| Errenor |
All definitions of areas are three-dimensional at base: 'in all directions'. Well, apart from cones (which is another problem).
But rather frequently spell designers forget that, and make spells and effects which by description should be on the ground only. Most earth area spells, or area plant spells, for example. And never specify height of the effect, by the way. What is the height of Black Tentacles, for example?
It's not fun at all when you remember that flying creatures appear very frequently, and not only at high levels.
When I play I consider effects three-dimensional whenever possible, unless there isn't any way at all to justify this. So my Black Tentacles are three-dimensional and affect flyers in full burst. Who can forbid creepy magical black tentacles from nowhere to grow 20ft above ground?
How do you rule?
| Errenor |
Even if it may sound illogical, but there's no reason to consider that the black tentacles emerge from the ground all over the burst area and not from the center of the burst area.
Well, there is a little bit: 'adjacent to a flat surface' and 'rise up'. https://2e.aonprd.com/Spells.aspx?ID=23
That is mostly imagery though, but height question is not. Though, tentacles from the center tangle/void/hole in the air are actually terrifying (and also more RAW, if talking about origin point). I think I'd even borrow this image :)| DesEuler |
Areas and Dimensions
Default is 3 dimensional unless otherwise specified.
Regarding earth spells, they have the trait
Effects with the earth trait either manipulate or conjure earth. Those that manipulate earth have no effect in an area without earth. Creatures with this trait consist primarily of earth or have a magical connection to that element. Planes with this trait are mostly solid, with caverns and other hollow pockets.
As such, Earth cone effects would still extend into the ground (provided the effect produced ignores Line of Effect), but unless a creature is burrowed, or otherwise underground, its irrelevant. Additionally, the Earth cone would, typically, not extend into the air because it is a square without earth and thus has no effect - as per the Earth trait.
Conversely, Fire effects would not extend into the ground, because Line of Effect is blocked by a solid physical barrier, but would extend into the air.Cone effects follow the same 1,3,3 or 1,2,3 cone area (for a 15-foot cone) when determining height, when necessary.
Notably 20ft burst does not mean a 20ft radius cylinder; just because a creature is 20ft in the air, does not mean it would be hit by a 20ft burst, unless it was centered directly below the creature.
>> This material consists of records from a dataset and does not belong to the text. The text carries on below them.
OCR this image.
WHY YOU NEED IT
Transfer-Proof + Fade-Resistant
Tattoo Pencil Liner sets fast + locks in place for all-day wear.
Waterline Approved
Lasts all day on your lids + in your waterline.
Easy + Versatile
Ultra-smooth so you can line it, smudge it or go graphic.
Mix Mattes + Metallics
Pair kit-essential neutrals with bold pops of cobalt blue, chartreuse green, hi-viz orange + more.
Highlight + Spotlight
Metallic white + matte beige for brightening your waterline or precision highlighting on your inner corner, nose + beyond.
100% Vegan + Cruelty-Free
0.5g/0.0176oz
The little bit: 'adjacent to a flat surface' and 'rise up'
Seems to imply, for similar reasons that a Fire spell effect does not travel into the ground, Black Tentacles only emits a burst in a singular direction - up (GM discretion: 'up' vs 'away from the surface').
Surface Definition
The structure trait provides several examples of a surface. Notably, it explicitly defines 'water and other nonsolids' as a surface, but does not explicitly say that air is one. So with a very liberal reading of the RAW, a GM could allow it if they wanted to consider it a 'nonsolid surface'.
Ruling
I would consider air, water, earth, etc. to be mediums through which an effect travels and the surface to be where that medium changes. You could not place Black Tentacles inside the mediums, but you could place it on the surfaces - notably only non-vertical ones since the spell only travels up (a more liberal reading of the rules could say 'away' from the surface instead of only up, subject to GM discretion). As such, barring extraneous circumstances, such as an upside-down world or a zone affected by Reverse Gravity, the spell would always be travelling up into the air from a more solid surface such as water, earth, metal, etc.
TLDR
- Air isnt a surface, so Black tentacles cant have its origin be in the air.
- It only travels up (GM Discretion)
- It affects a 20ft radius semisphere from the origin.
| Errenor |
Notably 20ft burst does not mean a 20ft radius cylinder; just because a creature is 20ft in the air, does not mean it would be hit by a 20ft burst, unless it was centered directly below the creature.
Yep, assumed so from the beginning. There's an additional difficulty there with different heights, yes.
Other interesting examples:Web ( https://2e.aonprd.com/Spells.aspx?ID=374 ) 'a sticky web in the area' but 'Squares filled with the web' (10-foot burst)
Rouse skeletons ( https://2e.aonprd.com/Spells.aspx?ID=988 ) 'erupt from a solid surface' but 'fill the burst' (10-foot burst)
Lightning Storm ( https://2e.aonprd.com/Spells.aspx?ID=701 ) has a bit different problem, that the game actually needs cylindrical areas sometimes :( Because, where is the cloud, and does the spell really don't affect creatures above 20-burst when 'the bolt is a vertical line from the top of the storm cloud to the ground below'?
| Pixel Popper |
... that the game actually needs cylindrical areas sometimes ...
Flame Strike: "Area 10-foot radius, 40-foot-tall cylinder."
If the AoE is supposed to be a cylinder, it looks like they spell that out (at least sometimes).